Bias. That was the buzz word during a Congressional show trial Thursday in which an FBI agent, Peter Strzok, who hasn’t worked on the Robert Mueller investigation into the Trump campaign’s collusion with Russians for a year, was accused of bias against the president during the 2016 campaign. Republicans eager to defend Trump pointed to anti-trump emails Strzok had sent to a then-fellow agent as proof of the FBI’s institutional bias against Trump. Nonsensical, of course, considering the FBI’s actions clearly hurt Hillary Clinton, to Trump’s benefit. But we’re talking about the United States Congress, so sense isn’t a part of the conversation.

And while we’re talking about bias, let’s explore the word for a moment. It has a negative connotation. But is bias such a bad thing?

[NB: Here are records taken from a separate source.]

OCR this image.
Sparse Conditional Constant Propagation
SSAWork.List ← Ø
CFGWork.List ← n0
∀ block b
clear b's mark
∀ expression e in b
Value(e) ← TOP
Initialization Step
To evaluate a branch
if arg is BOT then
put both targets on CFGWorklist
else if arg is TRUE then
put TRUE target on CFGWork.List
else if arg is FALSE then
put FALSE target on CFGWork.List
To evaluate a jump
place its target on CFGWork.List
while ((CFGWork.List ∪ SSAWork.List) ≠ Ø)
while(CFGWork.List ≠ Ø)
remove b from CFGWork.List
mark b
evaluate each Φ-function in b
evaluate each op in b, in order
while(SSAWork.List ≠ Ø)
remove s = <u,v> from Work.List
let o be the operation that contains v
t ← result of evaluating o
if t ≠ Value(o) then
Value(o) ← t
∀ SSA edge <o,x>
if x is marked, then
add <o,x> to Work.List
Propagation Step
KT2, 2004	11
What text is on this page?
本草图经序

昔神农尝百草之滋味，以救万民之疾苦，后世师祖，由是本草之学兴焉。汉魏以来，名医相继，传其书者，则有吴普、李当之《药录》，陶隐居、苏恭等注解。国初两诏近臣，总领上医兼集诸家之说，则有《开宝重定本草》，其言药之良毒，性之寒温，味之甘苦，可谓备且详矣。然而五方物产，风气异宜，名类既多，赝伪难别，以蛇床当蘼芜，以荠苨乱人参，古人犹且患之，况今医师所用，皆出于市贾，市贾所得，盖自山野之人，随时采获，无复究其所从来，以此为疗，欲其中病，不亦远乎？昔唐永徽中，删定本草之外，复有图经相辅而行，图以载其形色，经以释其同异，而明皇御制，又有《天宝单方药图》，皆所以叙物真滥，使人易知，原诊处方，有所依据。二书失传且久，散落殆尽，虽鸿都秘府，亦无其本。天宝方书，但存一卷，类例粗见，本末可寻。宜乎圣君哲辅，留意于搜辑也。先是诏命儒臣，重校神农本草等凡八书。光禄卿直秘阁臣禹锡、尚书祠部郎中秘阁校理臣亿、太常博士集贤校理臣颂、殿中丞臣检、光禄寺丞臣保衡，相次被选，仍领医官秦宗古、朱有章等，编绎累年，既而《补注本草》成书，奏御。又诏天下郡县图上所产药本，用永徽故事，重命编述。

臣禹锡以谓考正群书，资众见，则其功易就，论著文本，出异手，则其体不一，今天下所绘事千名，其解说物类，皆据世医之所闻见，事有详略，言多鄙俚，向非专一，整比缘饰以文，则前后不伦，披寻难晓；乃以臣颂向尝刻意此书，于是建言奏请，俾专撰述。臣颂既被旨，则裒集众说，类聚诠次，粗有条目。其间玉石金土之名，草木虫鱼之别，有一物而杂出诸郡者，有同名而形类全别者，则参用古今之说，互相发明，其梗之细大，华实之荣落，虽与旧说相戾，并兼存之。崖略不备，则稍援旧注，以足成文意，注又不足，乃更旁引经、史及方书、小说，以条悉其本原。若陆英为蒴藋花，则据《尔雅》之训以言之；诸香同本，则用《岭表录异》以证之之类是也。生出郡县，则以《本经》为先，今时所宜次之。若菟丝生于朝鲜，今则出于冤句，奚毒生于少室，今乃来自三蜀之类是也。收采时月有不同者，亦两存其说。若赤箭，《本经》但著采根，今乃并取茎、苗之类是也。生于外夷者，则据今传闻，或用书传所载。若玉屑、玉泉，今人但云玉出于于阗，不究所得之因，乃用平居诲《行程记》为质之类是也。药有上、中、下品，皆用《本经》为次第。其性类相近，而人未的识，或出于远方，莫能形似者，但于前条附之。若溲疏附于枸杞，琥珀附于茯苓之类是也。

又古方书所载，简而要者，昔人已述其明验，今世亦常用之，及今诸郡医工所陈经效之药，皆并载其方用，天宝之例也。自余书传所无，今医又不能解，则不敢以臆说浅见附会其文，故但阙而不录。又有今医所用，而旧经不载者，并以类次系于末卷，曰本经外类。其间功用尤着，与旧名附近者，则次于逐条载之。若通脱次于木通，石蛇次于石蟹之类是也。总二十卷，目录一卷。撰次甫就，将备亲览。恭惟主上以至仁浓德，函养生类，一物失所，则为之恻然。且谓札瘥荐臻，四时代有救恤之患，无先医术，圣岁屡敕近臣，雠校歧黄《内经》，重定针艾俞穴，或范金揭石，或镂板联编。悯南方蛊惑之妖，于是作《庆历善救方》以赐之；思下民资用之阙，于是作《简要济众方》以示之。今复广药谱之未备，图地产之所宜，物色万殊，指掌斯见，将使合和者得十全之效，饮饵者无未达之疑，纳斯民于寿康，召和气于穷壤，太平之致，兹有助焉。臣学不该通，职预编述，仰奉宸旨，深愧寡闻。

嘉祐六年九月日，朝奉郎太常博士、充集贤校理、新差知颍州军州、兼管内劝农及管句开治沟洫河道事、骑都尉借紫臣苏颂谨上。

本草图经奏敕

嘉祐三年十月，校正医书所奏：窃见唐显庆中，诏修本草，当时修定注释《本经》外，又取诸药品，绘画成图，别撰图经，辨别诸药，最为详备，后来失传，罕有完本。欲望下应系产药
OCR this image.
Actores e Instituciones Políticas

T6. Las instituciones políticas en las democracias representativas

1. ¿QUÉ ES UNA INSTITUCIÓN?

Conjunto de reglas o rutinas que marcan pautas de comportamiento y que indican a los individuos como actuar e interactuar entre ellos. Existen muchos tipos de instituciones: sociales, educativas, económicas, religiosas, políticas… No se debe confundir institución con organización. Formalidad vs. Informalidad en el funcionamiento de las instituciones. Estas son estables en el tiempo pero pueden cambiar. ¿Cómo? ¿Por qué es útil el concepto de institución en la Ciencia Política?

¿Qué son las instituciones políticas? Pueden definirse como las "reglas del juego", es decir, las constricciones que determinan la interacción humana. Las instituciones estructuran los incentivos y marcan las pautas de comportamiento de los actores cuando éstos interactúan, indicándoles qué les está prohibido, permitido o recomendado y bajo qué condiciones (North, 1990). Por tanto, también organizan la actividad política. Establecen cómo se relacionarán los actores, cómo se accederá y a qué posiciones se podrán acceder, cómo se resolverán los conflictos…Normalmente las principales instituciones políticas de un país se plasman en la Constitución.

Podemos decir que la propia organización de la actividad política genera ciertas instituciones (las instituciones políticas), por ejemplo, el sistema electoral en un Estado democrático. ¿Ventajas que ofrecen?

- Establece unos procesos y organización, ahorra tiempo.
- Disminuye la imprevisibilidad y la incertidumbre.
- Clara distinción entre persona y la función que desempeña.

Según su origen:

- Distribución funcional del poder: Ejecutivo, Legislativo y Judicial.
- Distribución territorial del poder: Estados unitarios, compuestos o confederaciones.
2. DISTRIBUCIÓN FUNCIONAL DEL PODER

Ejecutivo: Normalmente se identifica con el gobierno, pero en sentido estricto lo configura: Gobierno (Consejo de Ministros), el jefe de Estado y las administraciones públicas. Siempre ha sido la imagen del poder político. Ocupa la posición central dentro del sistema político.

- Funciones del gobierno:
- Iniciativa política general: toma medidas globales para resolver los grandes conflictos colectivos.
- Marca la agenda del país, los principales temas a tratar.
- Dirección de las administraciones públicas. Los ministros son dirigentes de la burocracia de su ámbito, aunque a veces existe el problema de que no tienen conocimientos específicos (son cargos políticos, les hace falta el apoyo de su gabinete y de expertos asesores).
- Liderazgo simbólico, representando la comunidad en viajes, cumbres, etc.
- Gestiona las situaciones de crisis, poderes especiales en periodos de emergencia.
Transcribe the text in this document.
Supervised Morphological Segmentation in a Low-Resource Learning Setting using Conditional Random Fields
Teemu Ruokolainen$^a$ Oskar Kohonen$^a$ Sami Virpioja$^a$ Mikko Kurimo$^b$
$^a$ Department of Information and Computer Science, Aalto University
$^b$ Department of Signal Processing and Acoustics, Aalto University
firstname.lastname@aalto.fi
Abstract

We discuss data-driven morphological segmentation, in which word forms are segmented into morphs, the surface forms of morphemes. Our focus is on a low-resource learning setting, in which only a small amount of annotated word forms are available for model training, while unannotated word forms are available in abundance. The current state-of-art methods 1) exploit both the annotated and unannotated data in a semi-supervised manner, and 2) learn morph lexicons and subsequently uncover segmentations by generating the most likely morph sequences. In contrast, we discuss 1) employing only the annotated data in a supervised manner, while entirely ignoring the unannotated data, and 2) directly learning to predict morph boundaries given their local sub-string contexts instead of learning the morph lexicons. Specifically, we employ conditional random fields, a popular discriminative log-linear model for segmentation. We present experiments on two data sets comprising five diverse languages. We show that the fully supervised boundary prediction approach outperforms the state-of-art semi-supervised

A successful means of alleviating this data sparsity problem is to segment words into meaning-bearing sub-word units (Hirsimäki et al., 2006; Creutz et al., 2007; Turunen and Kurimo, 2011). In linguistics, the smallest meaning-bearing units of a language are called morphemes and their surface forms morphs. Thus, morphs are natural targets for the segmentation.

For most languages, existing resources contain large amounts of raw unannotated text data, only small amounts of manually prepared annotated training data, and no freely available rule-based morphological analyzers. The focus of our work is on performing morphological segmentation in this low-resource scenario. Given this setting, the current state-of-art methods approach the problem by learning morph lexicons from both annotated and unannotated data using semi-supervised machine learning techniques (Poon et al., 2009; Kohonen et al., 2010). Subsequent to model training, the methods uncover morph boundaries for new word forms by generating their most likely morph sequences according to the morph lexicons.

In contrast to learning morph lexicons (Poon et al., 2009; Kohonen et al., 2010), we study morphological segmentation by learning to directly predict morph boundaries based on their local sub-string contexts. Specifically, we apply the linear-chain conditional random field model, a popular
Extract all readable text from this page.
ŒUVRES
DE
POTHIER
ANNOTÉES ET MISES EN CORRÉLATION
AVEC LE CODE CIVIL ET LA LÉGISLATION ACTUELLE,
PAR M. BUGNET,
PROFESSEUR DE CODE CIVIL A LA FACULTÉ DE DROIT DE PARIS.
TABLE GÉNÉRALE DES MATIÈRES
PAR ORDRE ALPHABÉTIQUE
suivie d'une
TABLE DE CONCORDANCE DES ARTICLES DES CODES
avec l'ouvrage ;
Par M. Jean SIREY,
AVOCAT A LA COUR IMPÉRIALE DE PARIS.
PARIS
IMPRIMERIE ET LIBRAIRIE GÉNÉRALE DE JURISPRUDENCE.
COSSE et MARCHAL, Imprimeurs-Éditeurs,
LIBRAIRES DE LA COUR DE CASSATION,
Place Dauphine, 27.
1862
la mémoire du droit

Let’s look it up. The Merriam-Webster dictionary defines bias as “an inclination of temperament or outlook… a personal and sometimes unreasoned judgment.” A pre-conceived opinion. Sometimes unreasoned. Racism, that’s an unreasoned bias.

But often, bias is not unreasoned. If ancient humans hadn’t learned to be biased against eating poisonous mushrooms, evolution would have ended for us eons ago.

We see bias in all creatures. Rather than eat her dry kibble, my dog prefers to snag a rib off of a dinner plate. BAD DOG! But she has learned to be biased in favor of human food.

So, bias is not necessarily a bad thing. It is often built on experience.

Here’s a sampling of Strzok’s texts that he was asked to read, in the hope of embarrassing him, at his hearing last Thursday:

OMG, he’s an idiot.

How is Trump other than a douche.

Trump is a disaster. I have no idea how destabilizing his presidency would be.

Without a doubt, Strzok is biased, based on his investigation into the Siberian Candidate’s campaign. After Trump’s confrontational meetings at the NATO meetings last week, followed by this week’s “summit” with Russian President Vladimir Putin, most of the world seems to agree with Strzok.

Neutrality is a con game. Journalists, judges and cops are supposed to be neutral. But if you are a thinking person, a well-informed person, someone who participates in society, you are likely not neutral on important issues. It is our duty, as smart people, to be all of these.

And it is a canard that intelligent people cannot be well informed and still conduct themselves in a fair manner. We can make personal and reasonable judgments, and still do our jobs.

Treason. We never should have reached the point where the president of the United States betrays our allies and cozies up to a country that attacks an institution vital to us: Our elections. Trump’s job is to protect our voting rights, our legal system, our free press, and our country. To not do so – to sabotage those institutions to protect his own thin skin – is treason.

Trump is a poisonous mushroom. He showed us who he was many, many years ago.

Which leads us to the third political word which should be on everyone’s lips today. Insanity. As in a quote often mis-attributed to Albert Einstein, but words wise enough that the source doesn’t matter: “The definition of insanity is doing something over and over again and expecting a different result.”